伯言正细观那乌沉剑柄,闻声立时抬首,目蕴明光:“是弟子师尊,凌虚真人。师尊授我一套‘七幻星辰剑诀’,共七式,玄妙非常。”他取出那枚非金非玉、流转深邃蓝芒的天衍剑心,“师尊更将此剑心暂托于我,言说待我修为精进,心念呼唤,或可引动天衍剑真身破空来会。”
“凌虚……真人?!”朱氏面上笑容瞬间凝固,如遭无形霹雳!她瞳孔骤缩,面上血色尽褪,身形不受控制地一晃,险从床沿滑落!她猛伸手扶住旁侧书架,枯瘦五指死死抠入木纹,指节因过度用力而泛白!
她呼吸骤然急促粗重,胸口剧烈起伏,仿佛听闻了世间最不可能、最令人惊骇之名!脑海中如惊涛骇浪般翻涌起龙家秘藏《见闻录》内的记述:
“蜀山仙宗,第五十七代掌教,道号凌虚……剑术通神,修为深不可测,百三十年前正道魁首之一,公认的化神巅峰至境者……后于西南‘黑风峡’追剿上古魔影,一去不返,魂灯寂灭……疑已遭劫,蜀山寻访百年未果,终定其陨落……”

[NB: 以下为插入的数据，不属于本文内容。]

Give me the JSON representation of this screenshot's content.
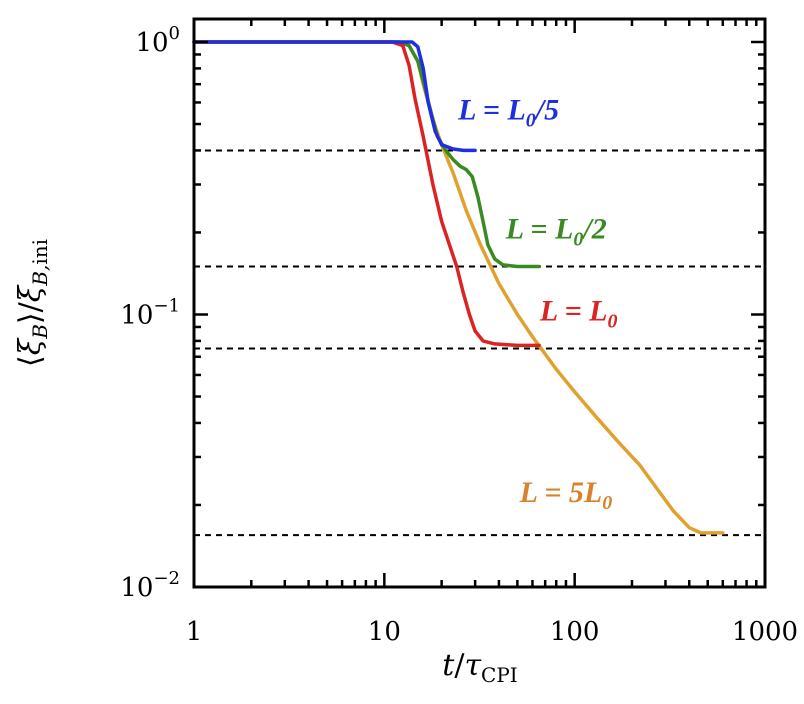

一百三十载!与龙家初代宗主龙腾武几为同时代之人物!彼时屹立巅峰、光芒万丈的修道巨擘!早已归于传说的存在!
而今,她的孙儿竟告知,这位被认定陨落一百三十年的绝世人物,成了他的梦中师尊?更授以蜀山秘传剑诀,托付了剑心?!
朱氏只觉一股寒气自足底直冲天灵,遍体生凉,如坠冰窟!她目光死死锁在伯言掌中那枚散发着神秘蓝芒的剑心之上,心中掀起前所未有的惊涛骇浪:
“凌虚真人……是他……竟是他……他亦……亦被幽煌霸君所败……吞噬?!其英灵……也被封入玄玉之中,随那力量……一同转寄于言儿体内?!”
此一认知带来的冲击,远比屋舍被毁剧烈千百倍!一位百三十年前臻至化神巅峰的顶尖大能!连这般存在,竟也成了幽煌霸君力量的“养分”与“囚徒”?!那玄玉之内、那封印深处,这漫长岁月以来……究竟吞噬、禁锢了多少如凌虚真人这般惊才绝艳、曾叱咤风云的绝世强者?!
自龙家初代宗主龙腾武始,四代宗主、龙星武……再加眼前这位凌虚真人!此仅冰山一角否?那幽煌霸君全盛时期之力,究竟可怖至何等地步?!伯言体内所承载的,远非单一“隐患”,更像是一座埋葬了无数辉煌与绝望的……英灵殿堂,抑或怨魂古冢!
巨大的惊惧与无边的寒意,瞬间攫紧了朱氏的心脏,令她几难喘息。她望着眼前尚不知晓此中可怖、犹自因得师传承而目露光华的孙儿,只觉前路一片昏黑,那守护的重担,沉甸得令她几乎欲屈膝跪地。